El apartamento de Hannah estaba bien cuidado y era soso, amueblado con una frugalidad chic: un núcleo de Ikea con algunos toques de florituras hechas a medida. Había media docena de grabados en las paredes, con marcos a juego. Reconoció uno de ellos, un angustiado Paul Klee. Había ayudado a guardar en una caja el original el día anterior, en el comedor de los Seward. En un rincón, debajo de una alfombrilla de yoga caída, había un rodillo para hacer abdominales. Un radiador gorgoteaba debajo de la ventana. Reddick buscó el termostato, pero no encontró nada: probablemente lo controlaba el propietario, y el calor sofocante no decía nada del estatus de Hannah. No podía arriesgarse a encender la luz, así que esperó a que sus ojos se acostumbraran al escaso brillo que venía de la calle. Escuchó su aliento, su propio pecho exhalando júbilo y miedo en igual medida. El aire era tan seco como las hojas caídas.

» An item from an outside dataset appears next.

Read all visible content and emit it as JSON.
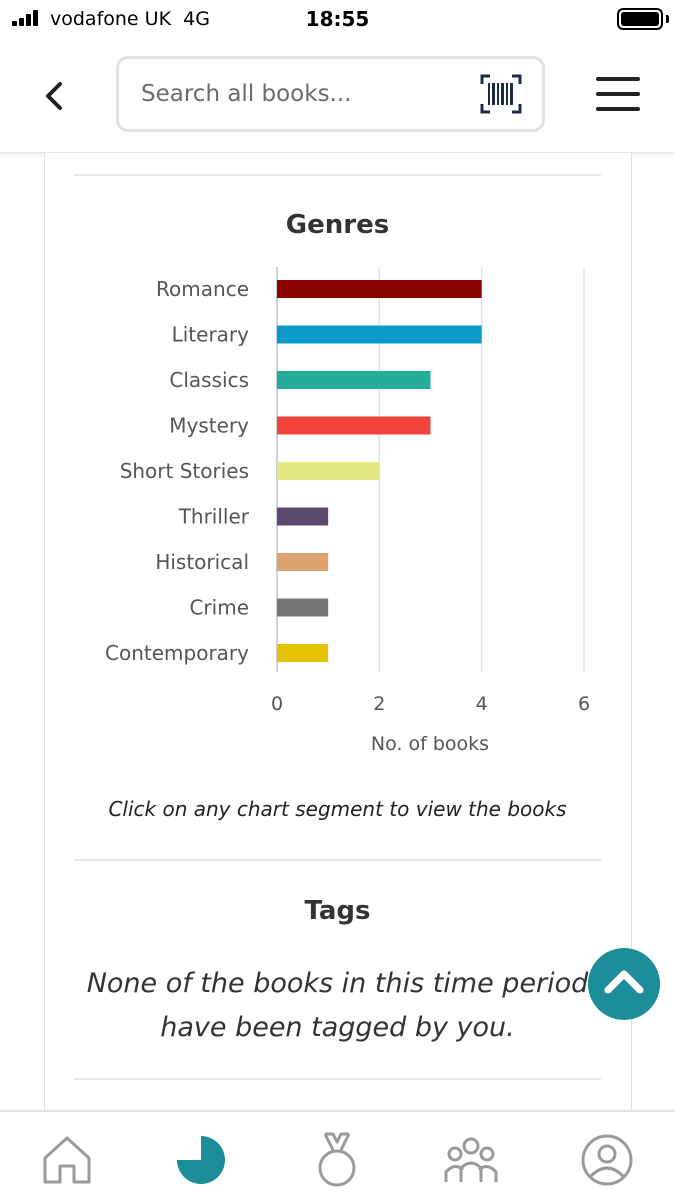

Una barra corta separaba el salón de la cocina; recorrió con calma ambos espacios, repasando cada objeto con una atención forense. Observó que el control remoto del televisor estaba en el sofá, tirado despreocupadamente después de apagar el televisor. La falta de libros, correo o revistas eran prueba de una vida ordenada. Había vasos sin lavar en el fregadero, cajas de sobras de comida para llevar amontonadas como si fueran bloques de construcción infantiles encima del frigorífico. Cogió una, abrió la tapa y lo invadió el olor carnoso de la lasaña. Estaba algo reseca pero comestible, quizá tuviera una semana. Volvió a dejarla con cuidado, y entonces vio una foto de ella y Buckley pegada a la puerta del frigorífico con un imán en forma de girasol. La foto se había tomado en ángulo por encima de ellos, el hombro levantado de Buckley lo marcaba como el autor de la foto: un selfi sonriente, no inmunizados por la riqueza de Buckley contra los típicos placeres tontos de pareja. Reddick guiñó el ojo, intentó leer los detalles del fondo con aquella luz escasa. Era una foto hecha en un interior anónimo, y no podía saber qué ocasión la había provocado. Fue al dormitorio.

Había ropa oscura tirada en el suelo, junto a una cama mal hecha. Se dirigió a los cajones, tocó los tiradores redondos con los guantes de invierno que llevaba. La infracción tenía diferentes niveles, había matices en las fronteras que traspasaba para llegar a la más pequeña de las muñecas matrioskas de la casa y las propiedades de ella: se preguntaba en qué punto habría pasado el límite, qué grado de delito podría justificar. Abrió el cajón superior. Estaba lleno de telas ligeras, ordenadas y dobladas, con fragmentos de encaje insinuando una intimidad que le repelió. Lo cerró y abrió el armario, un nicho poco hondo, apenas lo suficiente para contener la ropa: vestidos, pantalones y camisas separados por tipos, colgados de cualquier manera en colgadores de plástico. Cerró la puerta del armario, volvió al salón.

Dio la vuelta lentamente en el centro de la habitación, contemplándolo todo desde la distancia, un paso final para ver si había algo que pareciera extraño. No había nada allí que pudiera haber asustado a Buckley, solo el vacío, la negligencia despreocupada que indicaba que ella podía volver en cualquier momento. No había hecho el equipaje, no se había preparado para ningún viaje. Ya había visto suficiente.

Volvió a recorrer el piso para asegurarse de no haber dejado nada fuera de su sitio. La ventana estaba cerrada; el cuenco, bien colocado en el alféizar. Puso el cerrojo de la puerta para que se cerrara después de salir él, miró por la mirilla y escuchó por si oía el ascensor. En cuanto estuvo seguro de que todo estaba tranquilo, abrió la puerta, se dirigió al vestíbulo y se fue.